Full Yuppification

Christmas has come and gone, and, as is typical for us, Kathleen and I opted not to get gifts for one another. Instead, we tend to purchase one or more joint presents for ourselves (or jet off to somewhere fun like New Orleans). This year, in an effort to achieve true and complete yuppification with which only a very few can compete, our joint present was…a wine fridge.

I’m self-aware enough to understand that this particular Christmas gift came with just a modicum of shame—nothing says suburbanite snob with a little too much disposable income better than wine and its related accessories. But damn it, I love my new wine fridge! The wine that comes out of it is so cool, so refreshing, so…luxurious!

I often laugh, too, at just how much I’ve come to enjoy wine. It’s like there’s a wine switch inside you that someone flips during your mid-thirties, and, suddenly, wine goes from being an occasional dalliance to your go-to drink of choice. We drank wine with basically every meal when we were in Europe, and now the first thing we look at when we go to a restaurant is the wine selection. Wine also makes me feel warm and sleepy—the perfect kind of old man drunk.

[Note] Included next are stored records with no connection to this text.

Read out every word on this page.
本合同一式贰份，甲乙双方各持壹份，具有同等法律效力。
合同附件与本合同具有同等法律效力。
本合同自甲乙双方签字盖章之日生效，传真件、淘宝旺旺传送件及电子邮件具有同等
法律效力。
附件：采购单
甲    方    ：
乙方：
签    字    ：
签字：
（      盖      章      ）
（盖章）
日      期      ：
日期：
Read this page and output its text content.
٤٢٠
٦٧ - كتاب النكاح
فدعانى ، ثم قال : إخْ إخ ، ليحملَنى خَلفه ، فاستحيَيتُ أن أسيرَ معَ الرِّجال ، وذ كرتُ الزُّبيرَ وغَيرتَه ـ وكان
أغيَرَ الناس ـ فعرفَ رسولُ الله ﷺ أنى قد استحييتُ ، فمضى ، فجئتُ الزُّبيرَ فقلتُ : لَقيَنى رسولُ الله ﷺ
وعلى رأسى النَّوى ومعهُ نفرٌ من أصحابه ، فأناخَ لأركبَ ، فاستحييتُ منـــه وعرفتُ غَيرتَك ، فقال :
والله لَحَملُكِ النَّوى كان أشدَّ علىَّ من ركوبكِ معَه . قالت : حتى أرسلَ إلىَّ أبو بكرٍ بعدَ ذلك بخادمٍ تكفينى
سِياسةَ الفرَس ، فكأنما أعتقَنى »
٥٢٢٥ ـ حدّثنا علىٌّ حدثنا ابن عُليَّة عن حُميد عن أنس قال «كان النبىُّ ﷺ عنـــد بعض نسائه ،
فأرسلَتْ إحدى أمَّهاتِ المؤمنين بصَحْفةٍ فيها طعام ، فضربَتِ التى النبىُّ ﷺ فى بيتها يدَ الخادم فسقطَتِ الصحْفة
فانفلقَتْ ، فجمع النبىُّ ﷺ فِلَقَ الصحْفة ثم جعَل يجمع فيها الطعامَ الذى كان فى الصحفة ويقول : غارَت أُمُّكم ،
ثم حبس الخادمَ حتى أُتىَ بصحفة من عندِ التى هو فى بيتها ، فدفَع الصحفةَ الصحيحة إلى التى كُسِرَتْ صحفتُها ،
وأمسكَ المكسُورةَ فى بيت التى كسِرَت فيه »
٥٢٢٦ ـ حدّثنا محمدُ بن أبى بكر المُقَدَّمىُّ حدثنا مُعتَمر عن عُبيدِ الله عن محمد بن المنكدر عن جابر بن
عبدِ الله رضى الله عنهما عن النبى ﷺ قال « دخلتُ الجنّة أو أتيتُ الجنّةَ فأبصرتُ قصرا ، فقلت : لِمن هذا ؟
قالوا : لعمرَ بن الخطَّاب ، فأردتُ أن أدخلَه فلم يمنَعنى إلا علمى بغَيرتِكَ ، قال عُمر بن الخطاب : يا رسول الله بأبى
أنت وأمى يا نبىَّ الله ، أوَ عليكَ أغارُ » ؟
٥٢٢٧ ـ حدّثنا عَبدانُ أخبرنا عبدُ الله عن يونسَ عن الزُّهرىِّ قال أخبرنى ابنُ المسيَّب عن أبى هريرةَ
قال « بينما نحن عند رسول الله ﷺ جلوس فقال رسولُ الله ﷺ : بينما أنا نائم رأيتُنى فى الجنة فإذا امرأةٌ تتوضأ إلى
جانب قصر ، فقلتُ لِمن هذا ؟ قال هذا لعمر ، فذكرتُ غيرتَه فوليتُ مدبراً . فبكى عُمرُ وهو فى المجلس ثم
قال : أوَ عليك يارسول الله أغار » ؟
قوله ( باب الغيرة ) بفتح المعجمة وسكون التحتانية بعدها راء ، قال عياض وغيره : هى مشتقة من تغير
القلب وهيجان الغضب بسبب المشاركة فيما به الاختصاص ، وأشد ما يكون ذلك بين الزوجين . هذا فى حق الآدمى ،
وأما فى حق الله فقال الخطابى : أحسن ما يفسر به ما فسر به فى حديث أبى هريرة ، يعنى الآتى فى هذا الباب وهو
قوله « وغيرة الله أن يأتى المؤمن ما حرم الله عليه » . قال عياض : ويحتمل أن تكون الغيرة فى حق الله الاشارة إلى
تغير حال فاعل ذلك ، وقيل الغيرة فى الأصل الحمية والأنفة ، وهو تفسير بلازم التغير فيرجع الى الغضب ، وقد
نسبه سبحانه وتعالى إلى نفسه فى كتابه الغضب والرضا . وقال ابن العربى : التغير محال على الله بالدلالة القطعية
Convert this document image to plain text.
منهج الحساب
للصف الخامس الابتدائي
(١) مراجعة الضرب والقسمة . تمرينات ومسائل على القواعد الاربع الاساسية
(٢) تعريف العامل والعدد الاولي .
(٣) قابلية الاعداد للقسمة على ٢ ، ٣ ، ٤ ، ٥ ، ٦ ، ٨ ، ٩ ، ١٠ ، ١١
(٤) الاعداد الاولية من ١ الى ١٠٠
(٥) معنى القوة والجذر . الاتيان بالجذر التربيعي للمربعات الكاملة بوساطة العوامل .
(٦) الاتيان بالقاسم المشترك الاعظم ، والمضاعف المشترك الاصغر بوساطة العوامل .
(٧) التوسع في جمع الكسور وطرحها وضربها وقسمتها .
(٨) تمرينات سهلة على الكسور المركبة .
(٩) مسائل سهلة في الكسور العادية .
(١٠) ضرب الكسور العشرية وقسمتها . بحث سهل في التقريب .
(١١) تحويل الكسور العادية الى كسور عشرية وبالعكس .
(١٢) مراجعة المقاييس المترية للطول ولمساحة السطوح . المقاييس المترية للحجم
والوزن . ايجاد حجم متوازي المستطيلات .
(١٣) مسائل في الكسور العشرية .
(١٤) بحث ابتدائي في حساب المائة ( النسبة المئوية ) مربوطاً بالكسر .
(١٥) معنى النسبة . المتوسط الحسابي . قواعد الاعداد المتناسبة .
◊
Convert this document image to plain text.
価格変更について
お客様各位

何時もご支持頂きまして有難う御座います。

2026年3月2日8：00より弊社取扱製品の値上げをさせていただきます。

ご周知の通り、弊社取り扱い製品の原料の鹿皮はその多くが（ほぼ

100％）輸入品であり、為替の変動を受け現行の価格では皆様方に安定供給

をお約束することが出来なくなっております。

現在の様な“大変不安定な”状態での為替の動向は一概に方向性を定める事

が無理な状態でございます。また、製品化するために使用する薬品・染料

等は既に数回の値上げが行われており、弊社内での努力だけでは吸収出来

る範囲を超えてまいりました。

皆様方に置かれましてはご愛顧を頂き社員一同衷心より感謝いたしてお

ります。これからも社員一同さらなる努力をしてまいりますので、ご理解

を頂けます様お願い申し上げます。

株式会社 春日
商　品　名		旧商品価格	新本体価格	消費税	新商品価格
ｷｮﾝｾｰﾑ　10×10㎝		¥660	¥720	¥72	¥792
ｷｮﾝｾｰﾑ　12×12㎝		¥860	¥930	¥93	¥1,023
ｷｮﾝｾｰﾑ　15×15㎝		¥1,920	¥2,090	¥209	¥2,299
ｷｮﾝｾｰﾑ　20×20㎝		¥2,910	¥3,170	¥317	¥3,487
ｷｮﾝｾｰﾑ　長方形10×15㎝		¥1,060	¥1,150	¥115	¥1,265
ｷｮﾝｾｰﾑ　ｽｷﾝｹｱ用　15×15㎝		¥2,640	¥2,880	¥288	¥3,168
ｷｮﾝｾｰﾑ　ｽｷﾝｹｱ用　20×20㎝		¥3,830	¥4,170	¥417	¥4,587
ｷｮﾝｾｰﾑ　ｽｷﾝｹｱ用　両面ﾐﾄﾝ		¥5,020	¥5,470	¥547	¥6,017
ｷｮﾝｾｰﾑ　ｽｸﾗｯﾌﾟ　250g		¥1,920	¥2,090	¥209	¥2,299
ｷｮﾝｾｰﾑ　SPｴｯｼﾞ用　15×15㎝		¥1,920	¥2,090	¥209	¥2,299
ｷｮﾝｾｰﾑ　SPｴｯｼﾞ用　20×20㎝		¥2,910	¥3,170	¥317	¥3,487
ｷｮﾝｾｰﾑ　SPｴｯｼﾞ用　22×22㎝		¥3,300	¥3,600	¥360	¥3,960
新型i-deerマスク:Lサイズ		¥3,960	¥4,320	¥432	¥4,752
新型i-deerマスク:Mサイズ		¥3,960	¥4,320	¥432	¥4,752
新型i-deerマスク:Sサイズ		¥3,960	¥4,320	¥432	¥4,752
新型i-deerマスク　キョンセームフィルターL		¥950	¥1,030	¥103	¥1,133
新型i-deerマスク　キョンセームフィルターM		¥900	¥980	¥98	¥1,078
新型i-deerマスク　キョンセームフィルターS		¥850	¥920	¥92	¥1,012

2017 has been a banner year for us in our goal to reach full annoying yuppie status. Think of the annoying boxes we’ve checked this year:

  • Took a trip to Europe – The gold standard of yuppiedom.
  • Made everyone we know look at 1300 photos of our trip to Europe – Closely related to the above point.
  • Bought a wine fridge – Bonus points for writing an annoying blog post about buying a wine fridge.
  • Started a self-indulgent blog – Game, set, match.

I’m probably forgetting some other annoying accomplishments, but you get the idea. I’m not sure what 2018 has in store for us—probably not another trip to Europe unless we win the lottery—but I do know one thing: my fucking wine will always be the perfect goddamned temperature.